C.S. Lewis wrote in The Weight of Glory

It is a serious thing to live in a society of possible gods and goddesses to remember that the dullest and most uninteresting person you may talk to may one day be a creature which, if you saw it now, you would be strongly tempted to worship, or else a horror and corruption such as you now meet if at all only in a nightmare.

All day long we are in some degree helping each other to one or the other of these destinations. It is in light of these overwhelming possibilities it is with awe and the circumspection proper to them, that we should conduct all our dealings with one another, all friendships, all loves, all play, all politics. There are no ordinary people. You have never met a mere mortal, Nations, cultures, arts, civilizations, these are mortal, and their life is to ours as the life of a gnat. But it is immortals whom we joke with, work with, marry, snub, and exploit -- immortal horrors or ever lasting splendours.
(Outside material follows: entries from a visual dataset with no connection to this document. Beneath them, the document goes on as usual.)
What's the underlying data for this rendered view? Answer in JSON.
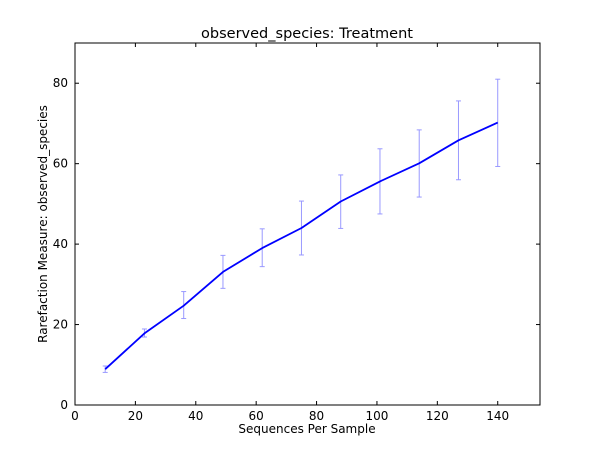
{
  "chart_data": {
    "type": "line",
    "title": "observed_species: Treatment",
    "xlabel": "Sequences Per Sample",
    "ylabel": "Rarefaction Measure: observed_species",
    "xlim": [
      0,
      154
    ],
    "ylim": [
      0,
      90
    ],
    "xticks": [
      0,
      20,
      40,
      60,
      80,
      100,
      120,
      140
    ],
    "yticks": [
      0,
      20,
      40,
      60,
      80
    ],
    "grid": false,
    "line_color": "#0000ff",
    "errorbar_color": "#9999ff",
    "series": [
      {
        "x": [
          10,
          23,
          36,
          49,
          62,
          75,
          88,
          101,
          114,
          127,
          140
        ],
        "y": [
          8.9,
          17.8,
          24.7,
          33.1,
          39.0,
          44.0,
          50.6,
          55.6,
          60.1,
          65.8,
          70.2
        ],
        "err_low": [
          8.1,
          16.9,
          21.5,
          29.0,
          34.4,
          37.3,
          43.9,
          47.5,
          51.7,
          56.0,
          59.3
        ],
        "err_high": [
          9.7,
          18.9,
          28.2,
          37.2,
          43.8,
          50.7,
          57.2,
          63.7,
          68.4,
          75.6,
          81.0
        ]
      }
    ]
  }
}
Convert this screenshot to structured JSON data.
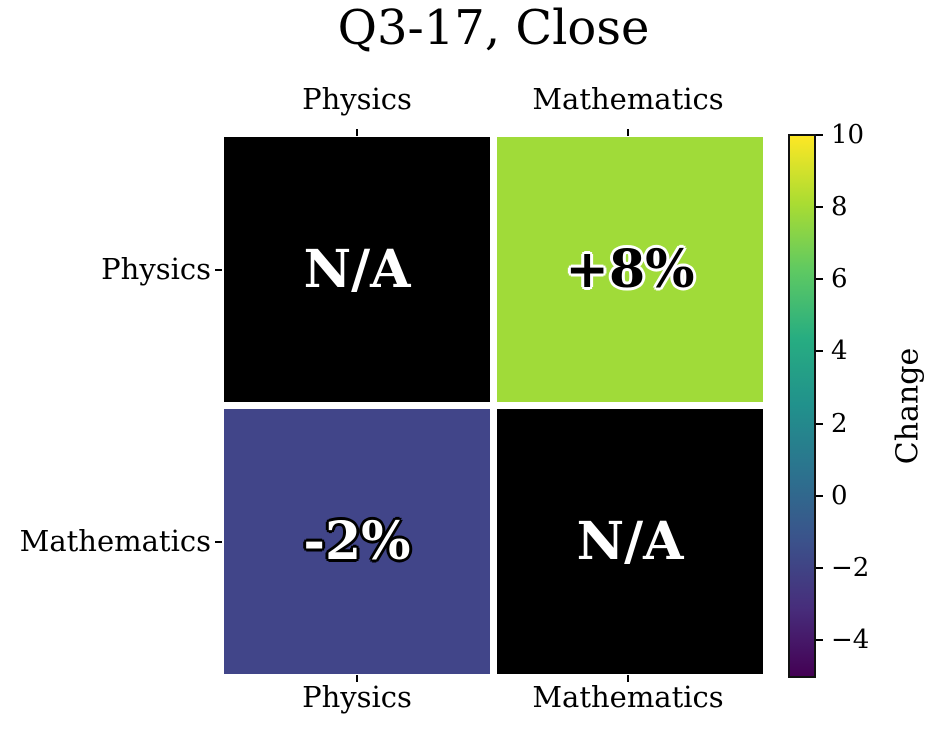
{
  "chart_data": {
    "type": "heatmap",
    "title": "Q3-17, Close",
    "x_categories": [
      "Physics",
      "Mathematics"
    ],
    "y_categories": [
      "Physics",
      "Mathematics"
    ],
    "values": [
      [
        null,
        8
      ],
      [
        -2,
        null
      ]
    ],
    "cell_labels": [
      [
        "N/A",
        "+8%"
      ],
      [
        "-2%",
        "N/A"
      ]
    ],
    "cell_colors": [
      [
        "#000000",
        "#a0db39"
      ],
      [
        "#414589",
        "#000000"
      ]
    ],
    "cell_text_colors": [
      [
        "#ffffff",
        "#000000"
      ],
      [
        "#ffffff",
        "#ffffff"
      ]
    ],
    "cell_text_outline": [
      [
        "none",
        "#ffffff"
      ],
      [
        "#000000",
        "none"
      ]
    ],
    "colormap": "viridis",
    "grid_gap_color": "#ffffff",
    "colorbar": {
      "label": "Change",
      "ticks": [
        "10",
        "8",
        "6",
        "4",
        "2",
        "0",
        "−2",
        "−4"
      ],
      "tick_values": [
        10,
        8,
        6,
        4,
        2,
        0,
        -2,
        -4
      ],
      "vmin": -5,
      "vmax": 10,
      "gradient_stops_bottom_to_top": [
        "#440154",
        "#472d7b",
        "#3b528b",
        "#2c728e",
        "#21918c",
        "#27ad81",
        "#5ec962",
        "#aadc32",
        "#fde725"
      ]
    }
  }
}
When we look out at the congregation we see saints: priests appointed by God to sing praises and authorized to bring petitions and thanks before His throne. He hears them when they call. There is not an "ordinary" human in the group, and they have assembled to worship God in a special way together; with songs and prayer and blessing and recitation and instruction and a holy meal.

Our job is to shape the service and sing and pray and play our instruments to make it easier for the congregation to pray and sing their worship together. Applause is not a reward but a defeat.

Our brothers and sisters don't always have musical training, so we guide them in songs so they can sing their best. Some are shy to speak out in service or have trouble pronouncing long words—no matter, they are priests and we their servants in worship. Perhaps some have never thought before to pronounce God's blessing on their neighbor—we can model it for them.

That worshiper whose voice drifts between keys is an exemplar of humble service to poor children, and whose holiness I do not come close to emulating. Dare I interpose announcements about potlucks in between his praise to God and the reading of God's word?

No matter whether the culture has the congregants dancing the aisles or kneeling at the mourner's bench—our task is just to make it easier. They do not need us: God hears them just as well when they pray without a leader, or sing a capella without a director.

As for me—I enjoy being the center of attention and praise. So my current job is nearly ideal—the more perfectly I anticipate needs and adjust the monitors, the more invisible I am.

Saturday, May 01, 2010

Newspapers

I've said before that I've never seen a science report on a subject I was familiar with that didn't contain at least one misunderstanding--unless it was an entirely fluff piece like some of the recent LHC stories. I don't think I can describe this effects of this better than Michael Crichton. Go read his speech about speculations. The "Murray Gell-Mann Amnesia effect" is just a side note, but a good one.